A professional commitment is essential, but it's not enough. There has to be a solid, personal commitment as well. There are times when the troops are going to have to be mobilized for after-hours work. But many of them will go on sick call unless there is a personal commitment, a visceral commitment to the cause. They've got to know that they have a personal stake in the success of the operation — that what they do is important not only to the company or organization but to their own well-being through increased stature in the eyes of their peers, through recognition within the community, through a bonus or a boost in salary, or through service to the community.

VI. "The Appearance of Power is Power"

This phrase by Thomas Hobbes, the English philosopher, is true because the most powerful weapons are the undetonated ones. If those you want to influence assume you have power they will pay attention to you. So build coalitions. They give not only the appearance of power, but the substance of power.

But remember the corollary: The appearance of weakness is weakness. When legislators sense you are weak, they will trade you off in favor of a coalition they believe to be stronger.

VII. Use a Variety of Grassroots Techniques

A survey of members of Congress asked: "How many letters do you have to receive before you will consider assigning a staff member to work on a problem?" The average answer? Seven. Not 70. Not 700. Not 7,000. Seven. Why? Because those seven constituents could be the tip of the iceberg. No legislator wants to be caught by surprise if a problem is developing. If he or she feels the letters are the products of a routine campaign, or if there is a sense that the matter is of little consequence, it will be dropped. But if the sense is that the problem is one that is going to become increasingly important, attention will be paid.

VIII. Don't Ask for More Than You Need

Some companies or organizations expect to win every time with a grand-slam home run. They want a 100 percent victory every time. That strategy will lead directly to disappointment. You have to educate your people to understand that those on the other side of an issue also have to come away from the table with something. The results of a shared victory, a fair compromise, may last far longer than a 100 percent win.

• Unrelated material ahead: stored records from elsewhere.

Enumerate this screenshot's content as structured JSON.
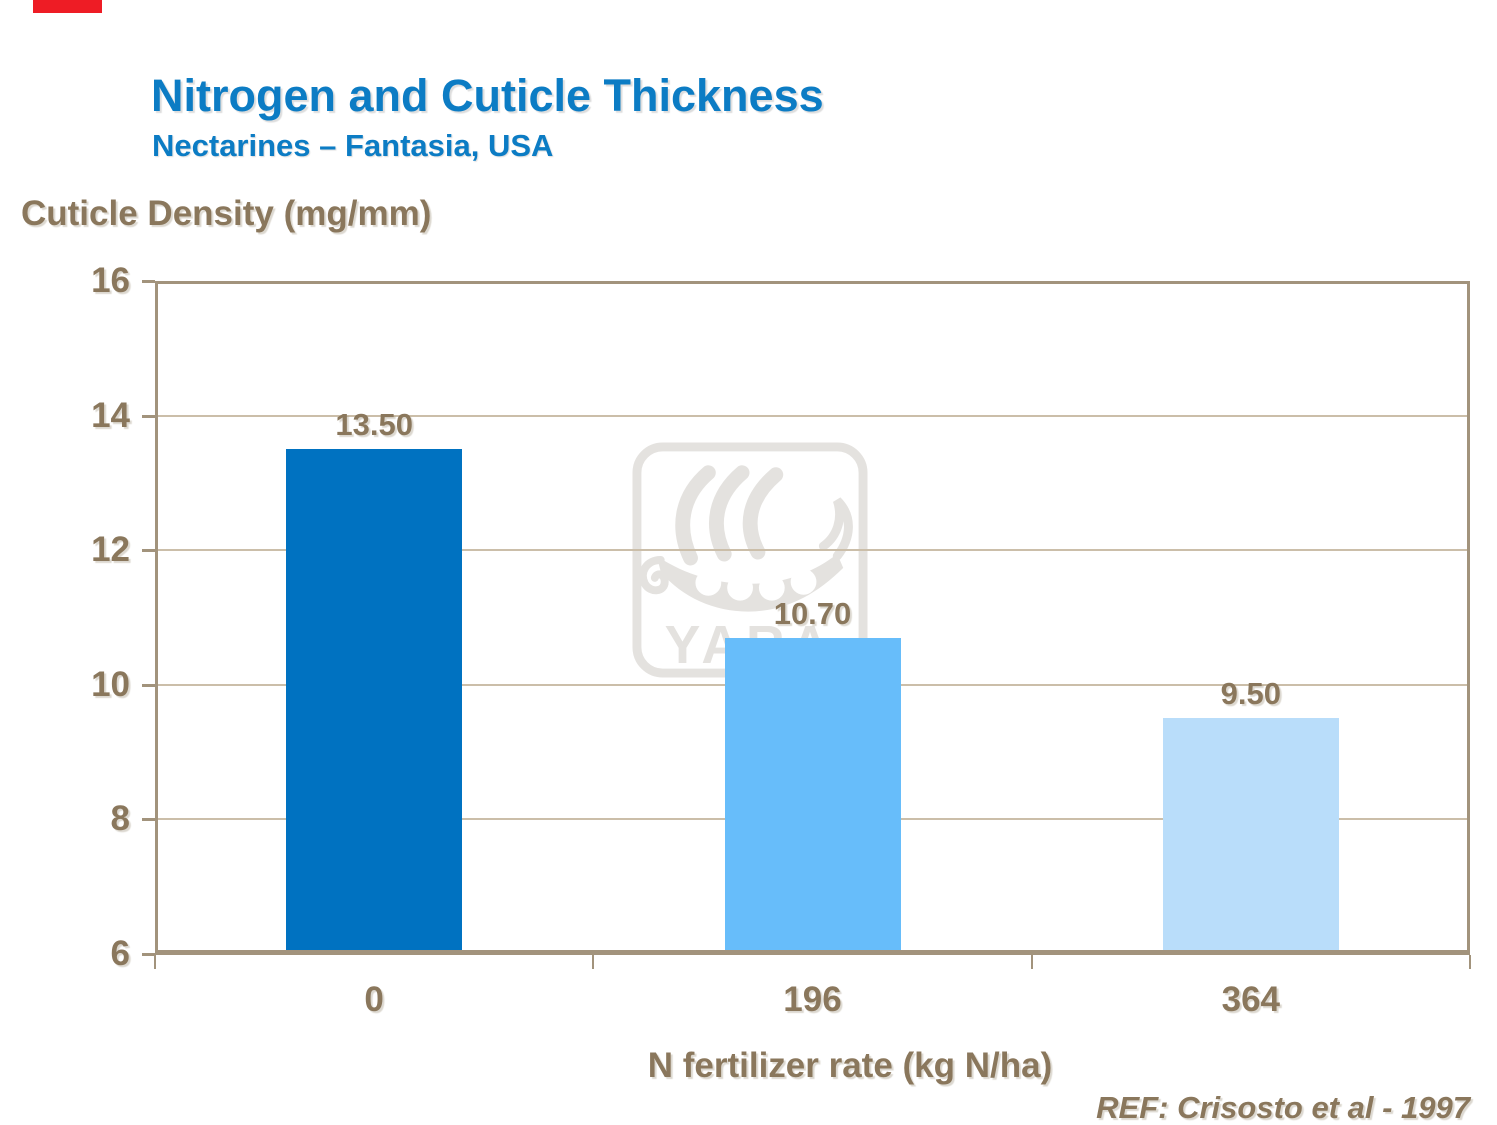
{
  "page": {
    "background": "#FFFFFF"
  },
  "accent_bar": {
    "color": "#EE1C25"
  },
  "header": {
    "title": "Nitrogen and Cuticle Thickness",
    "subtitle": "Nectarines – Fantasia, USA",
    "title_color": "#0C7CC4"
  },
  "chart_data": {
    "type": "bar",
    "ylabel": "Cuticle Density (mg/mm)",
    "xlabel": "N fertilizer rate (kg N/ha)",
    "categories": [
      "0",
      "196",
      "364"
    ],
    "values": [
      13.5,
      10.7,
      9.5
    ],
    "value_labels": [
      "13.50",
      "10.70",
      "9.50"
    ],
    "bar_colors": [
      "#0072C1",
      "#67BDFA",
      "#B9DDFA"
    ],
    "ylim": [
      6,
      16
    ],
    "yticks": [
      16,
      14,
      12,
      10,
      8,
      6
    ],
    "grid": true,
    "legend": "none",
    "text_color": "#8A775C",
    "frame_color": "#A2937C",
    "gridline_color": "#CBBEA9"
  },
  "watermark": {
    "label": "YARA",
    "icon": "yara-viking-ship-logo",
    "color": "#E4E2DF"
  },
  "footer": {
    "reference": "REF: Crisosto et al - 1997"
  }
}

IX. Remember the Rules of Access

Except in rare cases, do not try to go directly to the member of Congress or the state legislature. You don't need to. Your first goal should be to get to the lawmaker's senior staff person at the local level. Second, you want to speak with the staff person who knows the issue, the technical staff person. Your third goal should be to get to the political staff person who is closest to the elected member. Indeed, it may not be necessary to get to the member at all. You may already have accomplished your objective by meeting with the behind-the-scenes people who are essential for the passage of legislation.